Totenscheine haben Tücken |
Jennifer Evans |
28.08.2025 16:20 Uhr |
Totenscheine bewegen sich zwischen medizinischer Diagnostik und juristischer Relevanz. Rechtsmediziner mahnen zur Sorgfalt. / © Adobe Stock/Photographee.eu
Einen Totenschein auszustellen, wirkt auf den ersten Blick unkompliziert – doch in der Praxis steckt deutlich mehr dahinter. Professor Dr. Matthias Graw vom Institut für Rechtsmedizin der LMU München hat vor Kurzem bei seinem Vortrag im Rahmen der fachmedizinischen MMW-Webinarreihe berichtet, welche Stolpersteine bei Leichenschau und Todesart lauern.
Grundsätzlich ist es bei der Leichenschau Aufgabe des Arztes oder der Ärztin, neben der Identität des Verstorbenen auch Todeszeitpunkt, Todesursache und Todesart festzustellen.
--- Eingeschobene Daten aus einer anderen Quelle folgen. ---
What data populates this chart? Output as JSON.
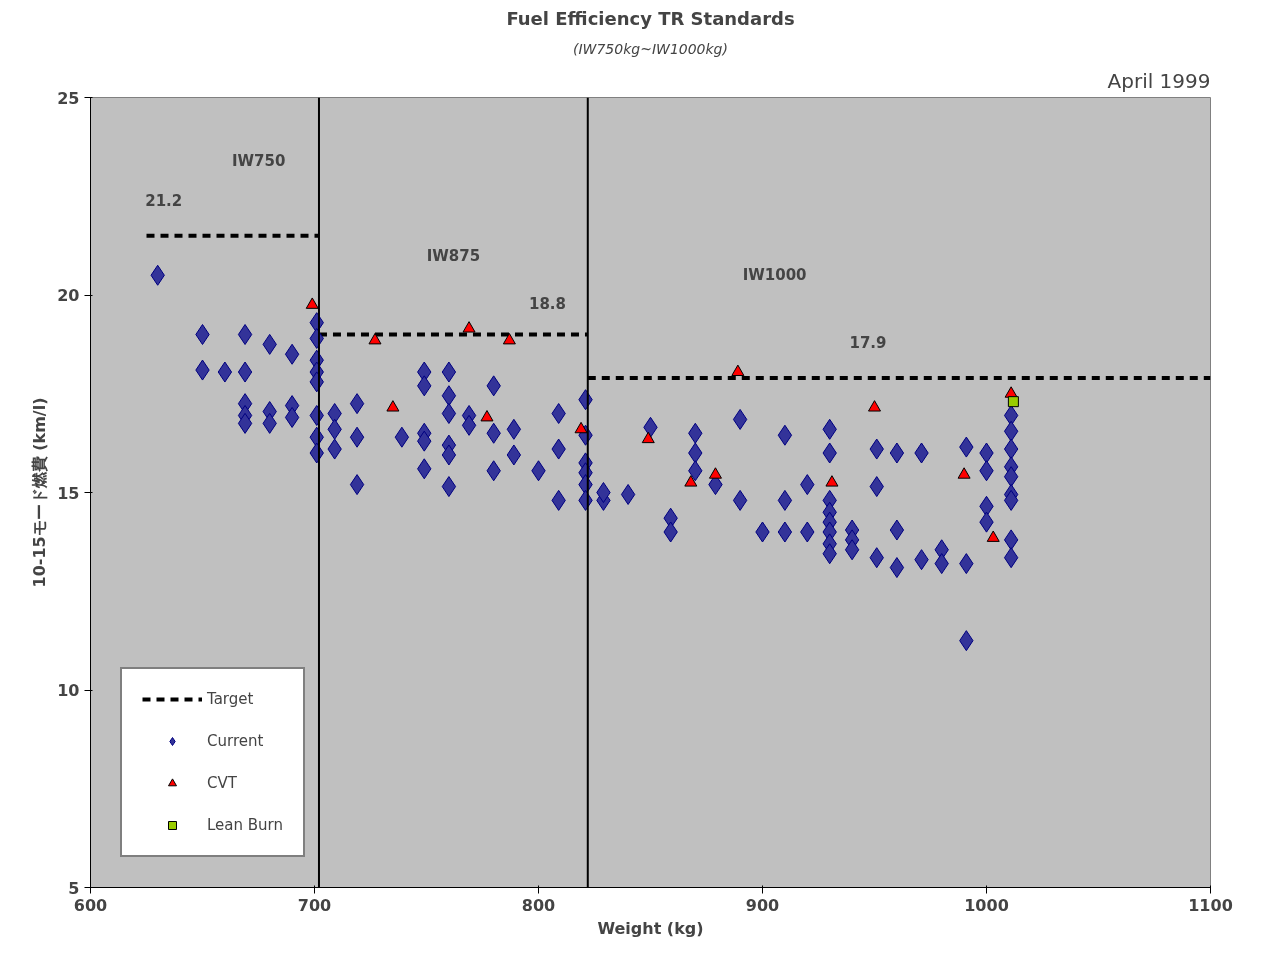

Wichtig ist laut Graw, zunächst zwischen klinischem Tod und Individualtod zu unterscheiden. Während es eindeutige Belege für den Individualtod gibt, wie etwa Totenstarre, Leichenflecke, Fäulnis, schwere Körperverletzungen oder Hirntod, stellt der klinische Tod eine größere diagnostische Herausforderung dar. Todeszeichen wie Herz- und Atemstillstand, Areflexie und Auskühlung gelten als wenig zuverlässig.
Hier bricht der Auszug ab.